Hendro yang berdiri di depan meja kerja Ferdy hampir melompat. Jantungnya langsung berdentam hebat. Masalah besar mulai merapat, pikirnya.
"Gimana, Pak Bos?" tanya Hendro gugup.
"Gimana apanya?" Ferdy masih berusaha mengatur napas.
"Ya, itu. Perempuan itu. Dia bawa anak kecil juga," jelas Hendro setengah berbisik dan masih dalam posisi siaga, siapa tahu nanti Ferdy bakal menggebrak meja atau membanting kursi.
Mulut Ferdy membentuk huruf O. Ia mengelus d**a berusaha menenangkan diri.
"Pak Bos, dia mengancam akan lapor ke Pak Bob kalau Bapak tidak mau menerimanya," jelas Hendro lagi.
Mampus gue! "Suruh dia masuk." Ferdy mengalah. Ia tidak akan membiarkan papanya mati berdiri lantaran mendengar kabar tiba-tiba ini.
"Siap, Pak Bos."
Hendro segera keluar dari ruang kerja Ferdy dan kembali beberapa saat kemudian bersama seorang perempuan cantik dan anak perempuan berusia sekitar lima tahunan.

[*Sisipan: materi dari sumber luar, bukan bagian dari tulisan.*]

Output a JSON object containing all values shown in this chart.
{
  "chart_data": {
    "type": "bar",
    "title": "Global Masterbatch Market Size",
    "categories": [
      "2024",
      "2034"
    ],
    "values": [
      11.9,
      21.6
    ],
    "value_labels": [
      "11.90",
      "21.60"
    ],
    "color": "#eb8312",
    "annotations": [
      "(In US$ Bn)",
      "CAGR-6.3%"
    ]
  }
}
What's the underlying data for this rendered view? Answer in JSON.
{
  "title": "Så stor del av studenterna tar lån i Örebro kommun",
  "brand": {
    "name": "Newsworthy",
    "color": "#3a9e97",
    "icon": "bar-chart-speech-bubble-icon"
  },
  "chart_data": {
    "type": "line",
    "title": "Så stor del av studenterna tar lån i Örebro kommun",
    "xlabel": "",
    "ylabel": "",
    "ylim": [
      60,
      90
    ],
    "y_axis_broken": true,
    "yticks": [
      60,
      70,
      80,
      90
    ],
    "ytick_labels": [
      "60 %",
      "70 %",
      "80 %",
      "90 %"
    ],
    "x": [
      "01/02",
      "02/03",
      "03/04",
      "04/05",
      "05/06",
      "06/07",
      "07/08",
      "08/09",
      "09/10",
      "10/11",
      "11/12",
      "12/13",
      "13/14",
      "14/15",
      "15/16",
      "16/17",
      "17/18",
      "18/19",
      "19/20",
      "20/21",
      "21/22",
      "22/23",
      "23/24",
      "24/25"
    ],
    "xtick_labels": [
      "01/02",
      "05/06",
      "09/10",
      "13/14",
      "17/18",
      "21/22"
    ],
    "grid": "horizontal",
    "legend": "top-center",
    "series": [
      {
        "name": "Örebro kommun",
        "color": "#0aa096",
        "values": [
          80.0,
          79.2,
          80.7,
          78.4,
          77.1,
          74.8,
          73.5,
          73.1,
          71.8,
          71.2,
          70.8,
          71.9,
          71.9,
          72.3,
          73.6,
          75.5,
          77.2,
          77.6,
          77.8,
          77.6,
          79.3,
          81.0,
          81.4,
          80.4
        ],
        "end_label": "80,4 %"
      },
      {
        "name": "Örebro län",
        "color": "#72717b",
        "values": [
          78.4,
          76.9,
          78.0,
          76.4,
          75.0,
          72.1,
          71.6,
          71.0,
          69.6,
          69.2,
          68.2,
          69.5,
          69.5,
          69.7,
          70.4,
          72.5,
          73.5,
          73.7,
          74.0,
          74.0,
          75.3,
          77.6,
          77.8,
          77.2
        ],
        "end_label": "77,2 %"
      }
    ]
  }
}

Ferdy tak bisa berhenti menatap wajah anak perempuan yang berambut cokelat chessnut seperti rambutnya. Pun, dengan warna mata anak itu yang semakin dekat semakin terlihat seperti warna matanya. Abu-abu hiu. Maklum, Ferdy dan Feli mewarisi kegantengan dan kecantikan yang diturunkan dari almarhumah ibunya yang berkebangsaan Belanda. So, jika penampakan Ferdy dan Feli yang sedikit berbeda dengan penduduk lokal, itu wajar saja.
Apa bener dia anak gue? batinnya.
"Daddy!" Anak itu berlari ke arah Ferdy. Ia memeluk paha Ferdy yang terbalut kain katun berwarna abu-abu.
Ferdy mengangkat tangan seperti tanda menyerah, tapi beberapa detik kemudian ia menurunkan tangannya dan menyentuh puncak kepala anak itu dengan lembut lalu menunduk. Anak itu mengingatkannya pada Valenino, keponakannya yang kedua. Hanya berbeda jenis kelamin.
Anak perempuan berpipi tembam itu mengangkat wajahnya. Ia menatap Ferdy sambil memasang muka memelas. "Daddy kok enggak pulang-pulang sih? Ara kangen sama Daddy."
Sekali lagi shock therapy menyengat Ferdy. Ferdy tercengang mendengar pernyataan gadis kecil yang imut itu.
Gila, di hari kelahiran gue. Gue mendadak menjadi duda sekaligus menjadi daddy.